Storytelling
In brief, the story is told by Lauren Slater, who begins explaining a childhood in which her parents fought regularly and her mother was inattentive. Slater is motivated by this to seek attention by faking seizures (though we don't understand, at first, that they are fake). Slater undergoes neural surgery to repair connective tissue in her brain, leading to a condition wherein she blacks out when closing her left eye. Slater also explains her consistent experiences with "auras" (different from seizures), which are essentially hallucinations, wherein she experiences imaginary sights, smells, and sounds as though they are happening.
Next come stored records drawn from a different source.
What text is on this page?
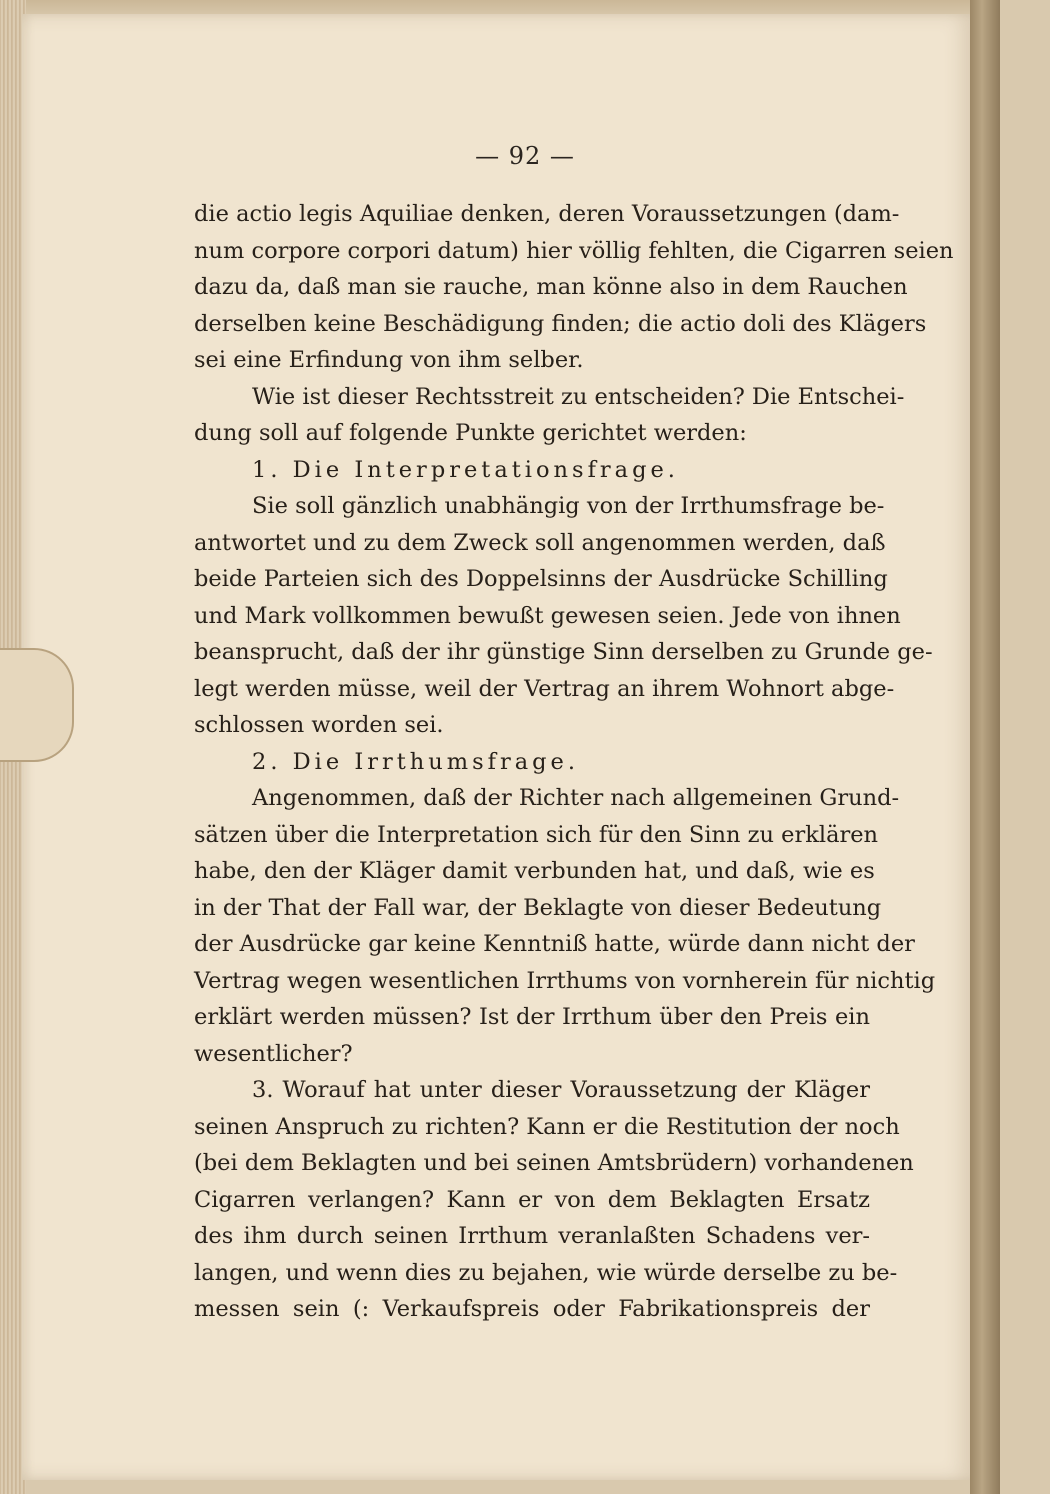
— 92 —
die actio legis Aquiliae denken, deren Voraussetzungen (dam-
num corpore corpori datum) hier völlig fehlten, die Cigarren seien
dazu da, daß man sie rauche, man könne also in dem Rauchen
derselben keine Beschädigung finden; die actio doli des Klägers
sei eine Erfindung von ihm selber.
Wie ist dieser Rechtsstreit zu entscheiden? Die Entschei-
dung soll auf folgende Punkte gerichtet werden:
1. Die Interpretationsfrage.
Sie soll gänzlich unabhängig von der Irrthumsfrage be-
antwortet und zu dem Zweck soll angenommen werden, daß
beide Parteien sich des Doppelsinns der Ausdrücke Schilling
und Mark vollkommen bewußt gewesen seien. Jede von ihnen
beansprucht, daß der ihr günstige Sinn derselben zu Grunde ge-
legt werden müsse, weil der Vertrag an ihrem Wohnort abge-
schlossen worden sei.
2. Die Irrthumsfrage.
Angenommen, daß der Richter nach allgemeinen Grund-
sätzen über die Interpretation sich für den Sinn zu erklären
habe, den der Kläger damit verbunden hat, und daß, wie es
in der That der Fall war, der Beklagte von dieser Bedeutung
der Ausdrücke gar keine Kenntniß hatte, würde dann nicht der
Vertrag wegen wesentlichen Irrthums von vornherein für nichtig
erklärt werden müssen? Ist der Irrthum über den Preis ein
wesentlicher?
3. Worauf hat unter dieser Voraussetzung der Kläger
seinen Anspruch zu richten? Kann er die Restitution der noch
(bei dem Beklagten und bei seinen Amtsbrüdern) vorhandenen
Cigarren verlangen? Kann er von dem Beklagten Ersatz
des ihm durch seinen Irrthum veranlaßten Schadens ver-
langen, und wenn dies zu bejahen, wie würde derselbe zu be-
messen sein (: Verkaufspreis oder Fabrikationspreis der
Slater's committed and vivid narration stifles the reader's ability to accept that such a description is a ruse. The idea that storytelling is subjective has its roots in literary modernism (and Slater's book has been called postmodernist for its unreliable narrator and dispensing with ordinary forms; part of the novel consists of doctor's reports and "expert" insights into Lauren's unique condition). To the extent that Lauren's storytelling is compelling, it is a successful lie.
Subjectivity of Truth
Moreover, as the question of whether or not Lauren Slater actually had "real" epilepsy remains open for the reader at the novel's end, what a firm diagnosis would actually mean for the novel is called into question. All truth is subjective, and Slater's diagnosis might actually do little to change Lauren's lived experience or the experience of the reader.